Galina Adamova, a last speaker of Tofa, on her funeral bier, Russia, 2001.
Galina and Varvara loved to sing. They broke into song at any opportunity. The problem was, there only seemed to be one song, or rather just one melody for every Tofa song. Our team musicologist, Sven Grawunder, had traveled all over Siberia and many other places documenting special vocal techniques and ancient song traditions, but even he was stymied by this impossibly small repertoire. Each time we asked for a different song, we were treated to what sounded to us like exactly the same song with different words. It was really a single couplet, with only five distinct notes. We would later record four other singers who all seemed to be doing the same thing, even though singers in the other village insisted they were singing a different song. It again sounded exactly the same, the simplest possible pattern of five notes, repeated in two lines. It was as if every single song the culture possessed was as minimal as the first two lines of “Twinkle Twinkle Little Star,” with no further variation possible.

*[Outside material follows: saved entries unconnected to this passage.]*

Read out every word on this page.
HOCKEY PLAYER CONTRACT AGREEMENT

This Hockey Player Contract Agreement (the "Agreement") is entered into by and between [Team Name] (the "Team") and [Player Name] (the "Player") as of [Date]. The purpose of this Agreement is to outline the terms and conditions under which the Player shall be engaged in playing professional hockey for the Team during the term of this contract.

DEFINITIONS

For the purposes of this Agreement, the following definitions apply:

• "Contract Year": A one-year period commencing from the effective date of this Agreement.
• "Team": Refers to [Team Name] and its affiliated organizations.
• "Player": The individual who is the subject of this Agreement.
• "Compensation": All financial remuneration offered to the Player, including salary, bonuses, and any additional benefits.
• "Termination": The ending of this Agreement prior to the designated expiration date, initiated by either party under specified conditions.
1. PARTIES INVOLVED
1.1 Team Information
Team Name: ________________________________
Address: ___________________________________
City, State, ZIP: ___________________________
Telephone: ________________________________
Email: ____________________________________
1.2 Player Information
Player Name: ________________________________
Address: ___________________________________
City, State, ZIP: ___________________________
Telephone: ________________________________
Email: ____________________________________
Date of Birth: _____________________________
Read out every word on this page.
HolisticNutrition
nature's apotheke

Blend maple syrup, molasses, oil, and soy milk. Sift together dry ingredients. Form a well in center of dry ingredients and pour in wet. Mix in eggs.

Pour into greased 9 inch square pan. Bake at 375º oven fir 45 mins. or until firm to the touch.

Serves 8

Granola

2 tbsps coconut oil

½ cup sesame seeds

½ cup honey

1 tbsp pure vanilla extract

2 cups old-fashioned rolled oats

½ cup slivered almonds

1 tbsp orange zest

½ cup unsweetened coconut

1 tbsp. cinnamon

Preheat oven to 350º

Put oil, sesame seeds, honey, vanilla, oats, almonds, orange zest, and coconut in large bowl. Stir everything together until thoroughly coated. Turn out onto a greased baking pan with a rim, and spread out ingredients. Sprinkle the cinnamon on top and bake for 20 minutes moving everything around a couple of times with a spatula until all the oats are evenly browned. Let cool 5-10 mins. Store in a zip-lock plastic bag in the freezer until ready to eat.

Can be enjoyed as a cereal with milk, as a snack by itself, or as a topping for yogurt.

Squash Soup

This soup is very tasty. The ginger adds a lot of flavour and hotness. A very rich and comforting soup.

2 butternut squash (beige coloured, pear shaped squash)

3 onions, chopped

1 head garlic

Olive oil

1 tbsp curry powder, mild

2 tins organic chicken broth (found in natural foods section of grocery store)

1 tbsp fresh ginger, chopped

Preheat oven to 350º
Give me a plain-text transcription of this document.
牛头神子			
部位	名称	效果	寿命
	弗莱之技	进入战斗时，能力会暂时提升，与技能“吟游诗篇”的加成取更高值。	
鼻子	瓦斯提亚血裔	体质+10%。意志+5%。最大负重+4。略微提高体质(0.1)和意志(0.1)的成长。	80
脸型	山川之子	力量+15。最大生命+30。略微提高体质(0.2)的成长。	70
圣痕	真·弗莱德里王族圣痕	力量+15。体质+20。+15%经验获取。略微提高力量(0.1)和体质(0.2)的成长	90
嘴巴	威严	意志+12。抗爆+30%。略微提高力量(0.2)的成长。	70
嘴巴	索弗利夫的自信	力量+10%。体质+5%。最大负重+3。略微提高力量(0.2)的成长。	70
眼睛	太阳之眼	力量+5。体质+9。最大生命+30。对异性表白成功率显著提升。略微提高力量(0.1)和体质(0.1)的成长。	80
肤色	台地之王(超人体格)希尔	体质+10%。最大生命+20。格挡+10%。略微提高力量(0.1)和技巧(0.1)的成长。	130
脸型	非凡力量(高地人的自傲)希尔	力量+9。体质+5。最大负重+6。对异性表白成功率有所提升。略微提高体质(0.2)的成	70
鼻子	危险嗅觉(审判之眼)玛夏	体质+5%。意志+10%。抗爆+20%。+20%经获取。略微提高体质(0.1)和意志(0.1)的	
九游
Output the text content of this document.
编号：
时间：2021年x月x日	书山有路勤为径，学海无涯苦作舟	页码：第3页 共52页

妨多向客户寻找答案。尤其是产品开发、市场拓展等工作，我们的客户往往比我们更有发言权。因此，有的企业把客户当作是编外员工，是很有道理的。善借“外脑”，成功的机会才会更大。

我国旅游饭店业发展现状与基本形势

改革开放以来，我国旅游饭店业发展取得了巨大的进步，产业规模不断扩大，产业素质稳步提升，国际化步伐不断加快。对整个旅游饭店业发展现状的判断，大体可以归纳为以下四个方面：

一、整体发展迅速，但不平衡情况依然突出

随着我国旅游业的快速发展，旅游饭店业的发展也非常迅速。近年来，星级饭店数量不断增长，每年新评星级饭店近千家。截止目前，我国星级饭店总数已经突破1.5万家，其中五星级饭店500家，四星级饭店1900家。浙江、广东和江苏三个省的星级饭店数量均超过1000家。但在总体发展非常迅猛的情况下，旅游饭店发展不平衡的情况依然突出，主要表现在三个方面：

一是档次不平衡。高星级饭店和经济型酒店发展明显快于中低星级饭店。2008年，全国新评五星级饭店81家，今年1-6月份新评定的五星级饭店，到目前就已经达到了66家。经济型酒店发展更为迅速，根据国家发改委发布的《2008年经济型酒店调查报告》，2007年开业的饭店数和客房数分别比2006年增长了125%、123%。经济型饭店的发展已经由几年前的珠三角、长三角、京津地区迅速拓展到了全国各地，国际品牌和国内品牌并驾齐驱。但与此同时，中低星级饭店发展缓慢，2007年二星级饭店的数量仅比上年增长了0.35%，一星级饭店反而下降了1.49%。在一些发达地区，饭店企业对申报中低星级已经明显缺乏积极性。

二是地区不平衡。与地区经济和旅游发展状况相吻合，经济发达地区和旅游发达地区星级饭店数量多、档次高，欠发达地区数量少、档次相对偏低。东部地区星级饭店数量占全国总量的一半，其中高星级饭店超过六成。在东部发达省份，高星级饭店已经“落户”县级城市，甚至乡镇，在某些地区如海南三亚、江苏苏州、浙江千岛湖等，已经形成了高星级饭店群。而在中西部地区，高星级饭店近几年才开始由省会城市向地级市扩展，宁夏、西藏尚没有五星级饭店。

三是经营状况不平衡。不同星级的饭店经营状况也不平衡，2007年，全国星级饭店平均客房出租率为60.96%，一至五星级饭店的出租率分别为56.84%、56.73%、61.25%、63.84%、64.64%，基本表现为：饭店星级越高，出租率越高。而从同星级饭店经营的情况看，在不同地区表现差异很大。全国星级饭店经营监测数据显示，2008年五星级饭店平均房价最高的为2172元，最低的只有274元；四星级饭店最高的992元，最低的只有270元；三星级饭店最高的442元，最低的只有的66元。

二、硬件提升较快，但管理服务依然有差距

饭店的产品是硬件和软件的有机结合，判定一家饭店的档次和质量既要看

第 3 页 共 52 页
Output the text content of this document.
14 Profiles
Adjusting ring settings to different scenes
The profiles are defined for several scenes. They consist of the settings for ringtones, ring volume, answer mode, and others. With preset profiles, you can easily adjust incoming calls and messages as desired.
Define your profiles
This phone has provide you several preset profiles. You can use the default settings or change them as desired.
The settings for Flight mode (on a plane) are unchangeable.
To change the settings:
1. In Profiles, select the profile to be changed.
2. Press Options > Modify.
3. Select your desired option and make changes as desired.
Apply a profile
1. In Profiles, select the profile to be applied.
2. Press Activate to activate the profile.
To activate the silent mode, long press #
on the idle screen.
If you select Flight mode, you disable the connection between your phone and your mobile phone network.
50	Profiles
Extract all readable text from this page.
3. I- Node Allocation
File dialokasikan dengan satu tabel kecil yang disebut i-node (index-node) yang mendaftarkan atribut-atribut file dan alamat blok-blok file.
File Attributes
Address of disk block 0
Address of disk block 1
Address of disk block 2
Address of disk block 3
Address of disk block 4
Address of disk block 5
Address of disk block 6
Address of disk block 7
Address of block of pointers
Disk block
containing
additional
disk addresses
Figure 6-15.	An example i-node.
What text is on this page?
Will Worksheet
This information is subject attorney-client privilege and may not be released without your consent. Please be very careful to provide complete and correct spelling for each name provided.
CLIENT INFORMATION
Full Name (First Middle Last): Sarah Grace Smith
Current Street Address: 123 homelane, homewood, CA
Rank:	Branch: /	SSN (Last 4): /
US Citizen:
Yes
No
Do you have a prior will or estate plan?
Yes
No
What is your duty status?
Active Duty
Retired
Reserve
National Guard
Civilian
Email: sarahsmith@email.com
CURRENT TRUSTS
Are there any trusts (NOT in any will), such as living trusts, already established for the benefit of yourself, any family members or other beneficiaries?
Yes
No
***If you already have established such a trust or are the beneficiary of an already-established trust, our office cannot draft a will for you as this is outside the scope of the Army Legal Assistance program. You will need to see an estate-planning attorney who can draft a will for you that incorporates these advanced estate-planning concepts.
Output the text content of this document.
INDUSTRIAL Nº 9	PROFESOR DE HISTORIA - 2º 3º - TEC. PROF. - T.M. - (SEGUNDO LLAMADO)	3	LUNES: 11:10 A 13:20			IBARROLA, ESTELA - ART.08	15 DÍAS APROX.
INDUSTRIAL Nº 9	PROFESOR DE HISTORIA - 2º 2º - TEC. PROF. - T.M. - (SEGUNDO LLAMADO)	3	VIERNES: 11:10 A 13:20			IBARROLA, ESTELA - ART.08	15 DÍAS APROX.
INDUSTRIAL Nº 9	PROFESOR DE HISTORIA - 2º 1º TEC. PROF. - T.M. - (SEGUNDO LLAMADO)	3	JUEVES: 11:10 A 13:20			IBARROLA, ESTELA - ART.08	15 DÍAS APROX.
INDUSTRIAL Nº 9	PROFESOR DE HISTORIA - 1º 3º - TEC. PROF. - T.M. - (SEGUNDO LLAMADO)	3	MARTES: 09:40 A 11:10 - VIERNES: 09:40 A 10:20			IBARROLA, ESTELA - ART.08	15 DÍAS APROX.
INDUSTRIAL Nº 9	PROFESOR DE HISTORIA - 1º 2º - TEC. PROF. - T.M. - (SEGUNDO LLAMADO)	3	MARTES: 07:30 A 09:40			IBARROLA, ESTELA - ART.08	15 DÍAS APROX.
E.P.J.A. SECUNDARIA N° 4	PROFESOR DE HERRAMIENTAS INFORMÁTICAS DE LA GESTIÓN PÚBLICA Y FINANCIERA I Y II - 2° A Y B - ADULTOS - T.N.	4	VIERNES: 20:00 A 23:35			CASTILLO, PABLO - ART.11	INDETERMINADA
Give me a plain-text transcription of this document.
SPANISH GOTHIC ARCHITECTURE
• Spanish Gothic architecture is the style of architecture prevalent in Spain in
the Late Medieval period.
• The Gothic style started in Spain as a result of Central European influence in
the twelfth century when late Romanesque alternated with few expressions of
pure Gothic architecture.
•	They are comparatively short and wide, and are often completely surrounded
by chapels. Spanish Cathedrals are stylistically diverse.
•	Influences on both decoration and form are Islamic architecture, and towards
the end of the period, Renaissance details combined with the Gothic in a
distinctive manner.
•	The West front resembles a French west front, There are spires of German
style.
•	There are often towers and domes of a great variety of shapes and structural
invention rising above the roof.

Another odd thing they did with the songs was to cleverly disguise the words, interrupting every syllable with a kind of yodel, so that even other Tofa speakers could not repeat or understand most of the words. So, a sentence like “I’m riding my reindeer” would come out as I-oho-m ri-oho-ding my-oho rei-ehe-ndeer. It was like a speech-disguise game, pig latin or ubbi dubbi, scrambling syllables to keep the meaning secret.
Our initial hypothesis was that in past times the Tofa must have had a rich song tradition, as did all the native people around them, but that due to cultural decline they had forgotten all their songs apart from one basic melody. But after hearing dozens of variations on the theme and finding half a dozen people in two villages who eagerly performed songs for us, we realized this was not the tail end of some tradition. Rather, it was a truly ancient, basic, primordial song tradition that had persisted, resisting outside influences, special and insular unto itself. It was the original song for the Tofa people, perhaps the only one they had ever sung or cared to sing, even though they had been exposed to many other types of songs and melodies over the centuries of contact with outsiders. Nor was their musical ability limited. Like other Siberians, they had a heightened attunement to forest sounds and animal calls and, using their mouths, birch-bark horns, or birch-bark whistles, could imitate many different kinds of animal sounds. And their language boasted a large number of words describing different types of sounds.
We were excited to be sitting in the presence of two distinguished elders, but getting anything useful out of them proved difficult. Drunken relatives and neighbors frequently barged into the house and wanted to “help” us, rambling incoherently. The sisters, though eager to talk, were missing teeth and spoke nearly incoherently, whether in Tofa or Russian. And after recording several songs and deciding there was really just one song, we figured we’d gotten what we could. We sighed at the fact that, of the elders we’d met so far, several were too shy or too incapacitated to talk, while the sisters clearly wanted to talk but were incomprehensible. If this was all that remained of Tofa, we were in trouble.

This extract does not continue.